Sjogren’s can also affect other parts of the body too which can cause serious health issues. For example, autoimmune pancreatitis, peripheral neuropathy and autoimmune hepatitis. Having Sjogren’s doesn’t mean that you will be affected in this manner, but that you are more likely to be diagnosed with one or more of these diseases.

It is important to be treated by a doctor who is knowledgeable about Sjogren’s Syndrome. Most often a Rhuematologist is your primary doctor. You will probably need an Opthamologist (not an Optometrist) and a Dentist. Then depending on what other types of illnesses you have, you may need an ENT, Pulmonologist and a Gastroenterologist.

Please visit the Sjogren’s Syndrome Foundation for more information on this disease. I have written a Squidoo lens about Sjogren’s where I write about how my life has been affected by this disease. I include information about SS and some products that can help you live more comfortably with the side effects. You can also learn how to advocate and inform others about Sjogren’s.

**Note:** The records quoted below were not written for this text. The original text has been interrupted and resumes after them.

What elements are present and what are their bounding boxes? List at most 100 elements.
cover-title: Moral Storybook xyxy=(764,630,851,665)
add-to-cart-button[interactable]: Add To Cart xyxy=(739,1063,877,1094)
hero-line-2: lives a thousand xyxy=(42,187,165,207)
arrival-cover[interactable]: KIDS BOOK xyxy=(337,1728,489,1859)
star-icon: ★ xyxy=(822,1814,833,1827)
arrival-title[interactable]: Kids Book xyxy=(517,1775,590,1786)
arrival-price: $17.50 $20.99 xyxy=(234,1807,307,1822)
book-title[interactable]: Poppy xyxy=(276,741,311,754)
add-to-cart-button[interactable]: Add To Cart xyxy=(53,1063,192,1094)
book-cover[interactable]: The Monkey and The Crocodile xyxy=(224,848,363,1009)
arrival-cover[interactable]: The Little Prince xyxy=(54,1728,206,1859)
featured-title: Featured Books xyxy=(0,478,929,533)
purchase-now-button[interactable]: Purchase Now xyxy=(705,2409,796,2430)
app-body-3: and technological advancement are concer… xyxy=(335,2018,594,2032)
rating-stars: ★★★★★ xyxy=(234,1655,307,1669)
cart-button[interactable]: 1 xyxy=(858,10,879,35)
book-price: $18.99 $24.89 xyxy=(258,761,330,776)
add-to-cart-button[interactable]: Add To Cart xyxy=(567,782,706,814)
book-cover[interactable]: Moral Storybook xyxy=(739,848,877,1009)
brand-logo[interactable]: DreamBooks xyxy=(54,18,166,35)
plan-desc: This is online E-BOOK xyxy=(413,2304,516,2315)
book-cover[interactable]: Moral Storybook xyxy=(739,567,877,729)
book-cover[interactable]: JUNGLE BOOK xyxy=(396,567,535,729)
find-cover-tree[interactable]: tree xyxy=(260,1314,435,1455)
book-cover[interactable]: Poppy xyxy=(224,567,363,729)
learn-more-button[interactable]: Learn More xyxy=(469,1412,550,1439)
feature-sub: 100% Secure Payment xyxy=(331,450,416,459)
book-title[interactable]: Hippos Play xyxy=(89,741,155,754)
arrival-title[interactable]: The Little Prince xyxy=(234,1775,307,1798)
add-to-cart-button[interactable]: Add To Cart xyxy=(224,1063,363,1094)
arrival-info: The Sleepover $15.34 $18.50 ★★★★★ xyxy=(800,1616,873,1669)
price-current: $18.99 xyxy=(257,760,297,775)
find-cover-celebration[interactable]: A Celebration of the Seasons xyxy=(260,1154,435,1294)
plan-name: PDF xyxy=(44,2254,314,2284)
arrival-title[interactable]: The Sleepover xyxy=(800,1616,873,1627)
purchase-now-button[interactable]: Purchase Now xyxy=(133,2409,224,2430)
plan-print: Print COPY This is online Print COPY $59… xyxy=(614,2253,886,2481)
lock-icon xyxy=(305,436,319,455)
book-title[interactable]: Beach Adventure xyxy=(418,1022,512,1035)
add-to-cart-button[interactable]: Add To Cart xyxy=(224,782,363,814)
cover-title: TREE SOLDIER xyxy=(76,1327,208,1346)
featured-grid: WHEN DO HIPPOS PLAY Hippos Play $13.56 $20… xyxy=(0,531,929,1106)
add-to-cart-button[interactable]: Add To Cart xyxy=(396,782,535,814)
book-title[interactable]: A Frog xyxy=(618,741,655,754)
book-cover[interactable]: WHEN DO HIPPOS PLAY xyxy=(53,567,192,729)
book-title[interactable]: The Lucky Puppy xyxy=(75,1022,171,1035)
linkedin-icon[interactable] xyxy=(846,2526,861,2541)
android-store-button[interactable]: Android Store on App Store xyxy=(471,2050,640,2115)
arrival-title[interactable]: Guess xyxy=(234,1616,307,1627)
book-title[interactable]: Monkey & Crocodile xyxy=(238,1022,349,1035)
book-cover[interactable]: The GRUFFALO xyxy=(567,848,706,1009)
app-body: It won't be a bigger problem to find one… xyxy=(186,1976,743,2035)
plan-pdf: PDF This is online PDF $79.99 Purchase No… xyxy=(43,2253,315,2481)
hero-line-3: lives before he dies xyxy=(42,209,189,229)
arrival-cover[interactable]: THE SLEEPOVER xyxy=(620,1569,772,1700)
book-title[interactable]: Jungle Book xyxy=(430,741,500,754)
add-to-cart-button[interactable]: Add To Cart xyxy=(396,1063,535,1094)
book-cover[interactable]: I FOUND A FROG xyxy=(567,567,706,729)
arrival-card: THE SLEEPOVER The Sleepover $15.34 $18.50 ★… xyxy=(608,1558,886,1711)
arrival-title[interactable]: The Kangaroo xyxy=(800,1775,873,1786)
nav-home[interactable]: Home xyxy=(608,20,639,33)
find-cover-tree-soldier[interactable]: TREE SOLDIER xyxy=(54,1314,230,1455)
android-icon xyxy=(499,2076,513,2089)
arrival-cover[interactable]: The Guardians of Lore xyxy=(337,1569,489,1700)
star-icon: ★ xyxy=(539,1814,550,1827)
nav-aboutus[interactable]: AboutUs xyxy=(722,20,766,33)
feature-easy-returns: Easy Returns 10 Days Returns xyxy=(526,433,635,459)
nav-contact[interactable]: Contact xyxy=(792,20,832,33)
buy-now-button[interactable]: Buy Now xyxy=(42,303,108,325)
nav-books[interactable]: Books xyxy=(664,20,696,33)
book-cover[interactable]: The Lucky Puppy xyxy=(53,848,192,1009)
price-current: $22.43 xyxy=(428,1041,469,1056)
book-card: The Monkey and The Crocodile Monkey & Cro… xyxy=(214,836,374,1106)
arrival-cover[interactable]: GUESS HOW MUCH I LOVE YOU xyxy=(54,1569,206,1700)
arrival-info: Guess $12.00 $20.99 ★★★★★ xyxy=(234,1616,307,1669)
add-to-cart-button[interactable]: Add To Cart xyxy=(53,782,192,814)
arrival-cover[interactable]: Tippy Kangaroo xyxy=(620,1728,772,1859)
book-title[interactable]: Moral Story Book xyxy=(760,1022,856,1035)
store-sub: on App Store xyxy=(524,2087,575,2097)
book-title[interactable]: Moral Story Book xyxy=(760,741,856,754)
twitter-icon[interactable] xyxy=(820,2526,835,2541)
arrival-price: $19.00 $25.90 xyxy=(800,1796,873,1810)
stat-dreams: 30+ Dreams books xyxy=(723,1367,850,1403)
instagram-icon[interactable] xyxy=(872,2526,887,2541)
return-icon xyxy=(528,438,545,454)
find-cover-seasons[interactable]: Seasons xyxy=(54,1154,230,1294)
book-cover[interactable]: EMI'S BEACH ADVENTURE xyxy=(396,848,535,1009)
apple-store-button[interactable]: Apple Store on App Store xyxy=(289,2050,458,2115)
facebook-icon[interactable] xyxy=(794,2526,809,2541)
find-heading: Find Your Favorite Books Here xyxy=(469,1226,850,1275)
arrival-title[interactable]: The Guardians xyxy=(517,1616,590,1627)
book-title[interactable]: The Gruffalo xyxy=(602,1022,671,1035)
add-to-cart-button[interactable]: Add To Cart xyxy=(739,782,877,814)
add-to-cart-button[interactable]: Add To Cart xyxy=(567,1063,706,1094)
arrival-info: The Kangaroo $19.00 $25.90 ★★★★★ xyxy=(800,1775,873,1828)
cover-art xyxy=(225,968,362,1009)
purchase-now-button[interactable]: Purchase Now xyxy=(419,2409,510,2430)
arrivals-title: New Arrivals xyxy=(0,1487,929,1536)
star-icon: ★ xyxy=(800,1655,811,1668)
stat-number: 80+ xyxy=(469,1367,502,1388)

When you feel as if you are always getting instead of giving, it is a wonderful feeling to be able to give back. I was able to do this recently when I got an email from someone newly diagnosed with Sjogren’s Syndrome. The woman also had other chronic illnesses but her rheumatologist and opthamologist were not up to date on her new dx. She also lives in a rural area where there are not a lot of doctors to choose from.

I answered her questions to the best of my abilities and provided links to her for the Sjogren’s Syndrome Foundation and an online support group. She replied that just knowing someone who had the same disease as her was helpful. She had felt alone until our email exchange. It felt better than getting gift cards to her favorite stores. It wasn’t that I was able to answer all of her questions, but be there for her. I felt worthwhile and like I had accomplished something.

Reach out to others in some way. It can be the perfect gift for the two of you.